Łódź scientists create revolutionary ‘heavy-duty’ biodegradable materials from modified starch
Scientists from Łódź have solved a ‘long-standing problem’ after engineering an innovative new biodegradable, heavy-duty foil made from modified starch.
Although the use of starch in recycled materials is not new, previous attempts to apply it created materials that were weak and susceptible to tears.
But now the revolutionary development means that for the first time a starch material that is both biodegradable and durable can be used in the form of a thin foil for the production of bags, sachets and foil packaging for foodstuffs or cosmetics packed on trays.
It can also be used to make disposable single use trays and plates.
Team leader Professor Grażyna Budryn from the Łódź University of Technology said: “We were able, to a substantial degree, to overcome the defects thanks to the addition of an extra ingredient to the starch, an organic acid present in many grains, which in this case cause the cross-linking of the starch.
“This leads to a reduction in water absorption, gas permeability and tearing susceptibility of the foil modified in this way.”
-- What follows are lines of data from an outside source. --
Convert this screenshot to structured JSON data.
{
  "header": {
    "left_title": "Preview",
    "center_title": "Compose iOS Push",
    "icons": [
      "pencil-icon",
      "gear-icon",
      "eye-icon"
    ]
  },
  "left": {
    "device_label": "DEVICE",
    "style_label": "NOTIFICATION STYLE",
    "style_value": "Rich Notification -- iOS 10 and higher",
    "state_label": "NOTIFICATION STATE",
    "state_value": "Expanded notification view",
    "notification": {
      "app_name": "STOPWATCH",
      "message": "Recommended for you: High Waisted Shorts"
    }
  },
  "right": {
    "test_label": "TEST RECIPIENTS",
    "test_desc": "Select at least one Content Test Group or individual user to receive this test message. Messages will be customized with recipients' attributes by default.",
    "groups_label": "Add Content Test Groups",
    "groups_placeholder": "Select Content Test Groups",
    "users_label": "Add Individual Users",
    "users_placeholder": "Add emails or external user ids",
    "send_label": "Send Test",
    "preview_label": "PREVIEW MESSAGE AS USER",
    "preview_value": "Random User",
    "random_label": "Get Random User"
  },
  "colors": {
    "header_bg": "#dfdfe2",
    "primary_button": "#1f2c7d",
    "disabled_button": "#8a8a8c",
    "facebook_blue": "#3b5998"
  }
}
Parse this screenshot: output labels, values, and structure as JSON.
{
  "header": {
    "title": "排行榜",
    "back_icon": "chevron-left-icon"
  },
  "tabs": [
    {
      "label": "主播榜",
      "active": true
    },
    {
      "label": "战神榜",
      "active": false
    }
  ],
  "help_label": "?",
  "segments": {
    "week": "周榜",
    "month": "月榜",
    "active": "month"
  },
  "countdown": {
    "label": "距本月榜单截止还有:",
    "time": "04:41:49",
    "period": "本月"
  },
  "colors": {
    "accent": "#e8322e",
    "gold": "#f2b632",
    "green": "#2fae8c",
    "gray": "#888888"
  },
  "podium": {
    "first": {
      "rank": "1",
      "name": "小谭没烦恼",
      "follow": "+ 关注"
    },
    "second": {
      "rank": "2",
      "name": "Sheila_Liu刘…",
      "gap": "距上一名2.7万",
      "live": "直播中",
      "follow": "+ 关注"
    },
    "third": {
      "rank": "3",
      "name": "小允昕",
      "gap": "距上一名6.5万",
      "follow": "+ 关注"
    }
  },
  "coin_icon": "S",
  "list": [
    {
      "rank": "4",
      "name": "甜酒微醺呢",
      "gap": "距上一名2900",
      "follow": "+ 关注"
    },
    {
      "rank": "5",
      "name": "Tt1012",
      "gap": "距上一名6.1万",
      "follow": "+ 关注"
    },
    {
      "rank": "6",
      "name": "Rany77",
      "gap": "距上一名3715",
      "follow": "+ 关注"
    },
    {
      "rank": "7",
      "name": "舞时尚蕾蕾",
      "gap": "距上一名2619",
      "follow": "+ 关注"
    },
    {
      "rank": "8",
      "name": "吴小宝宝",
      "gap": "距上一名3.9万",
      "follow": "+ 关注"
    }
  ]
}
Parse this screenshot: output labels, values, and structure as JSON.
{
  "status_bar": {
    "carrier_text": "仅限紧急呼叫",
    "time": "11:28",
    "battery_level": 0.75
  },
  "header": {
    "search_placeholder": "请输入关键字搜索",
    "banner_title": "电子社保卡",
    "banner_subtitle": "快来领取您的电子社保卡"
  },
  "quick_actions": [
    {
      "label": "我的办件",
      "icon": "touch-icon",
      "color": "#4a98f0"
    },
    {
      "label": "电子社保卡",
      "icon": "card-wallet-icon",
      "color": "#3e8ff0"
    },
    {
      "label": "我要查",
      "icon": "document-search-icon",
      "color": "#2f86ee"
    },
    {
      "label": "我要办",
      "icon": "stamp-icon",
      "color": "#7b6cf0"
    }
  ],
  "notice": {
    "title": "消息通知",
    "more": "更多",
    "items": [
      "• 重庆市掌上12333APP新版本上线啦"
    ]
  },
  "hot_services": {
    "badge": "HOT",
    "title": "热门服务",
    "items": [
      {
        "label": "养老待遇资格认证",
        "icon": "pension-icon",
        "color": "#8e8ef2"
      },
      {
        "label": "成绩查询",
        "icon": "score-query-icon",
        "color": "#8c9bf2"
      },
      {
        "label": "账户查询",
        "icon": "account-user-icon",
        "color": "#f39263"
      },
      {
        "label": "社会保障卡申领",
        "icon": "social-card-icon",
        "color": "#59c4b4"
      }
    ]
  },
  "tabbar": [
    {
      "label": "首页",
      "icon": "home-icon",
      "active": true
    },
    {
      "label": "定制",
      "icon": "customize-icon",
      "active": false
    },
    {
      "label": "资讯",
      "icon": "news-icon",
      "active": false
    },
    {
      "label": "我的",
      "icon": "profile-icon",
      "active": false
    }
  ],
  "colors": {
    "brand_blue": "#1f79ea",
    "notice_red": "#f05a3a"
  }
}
In addition, the material also possesses anti-microbial properties, obtained through the addition of a natural substance, a chicory root extract.
The team are now working on an additional hydrophobic layer for their biodegradable foil which will make it useful also as a packaging for moist products.
Professor Budryn said: “The hydrophilic nature of the foil ensures that it can be easily and quickly biodegraded, however the applications of such a foil for the packaging of moist products is limited.
“Here natural hydrophobic layers based on lipids, can be useful…We plan to develop a variant of the foil with a hydrophobic layer, which will also be biodegradable.”
The team also included Professor Agnieszka Nowak and Dr Andrzej Jaśkiewicz.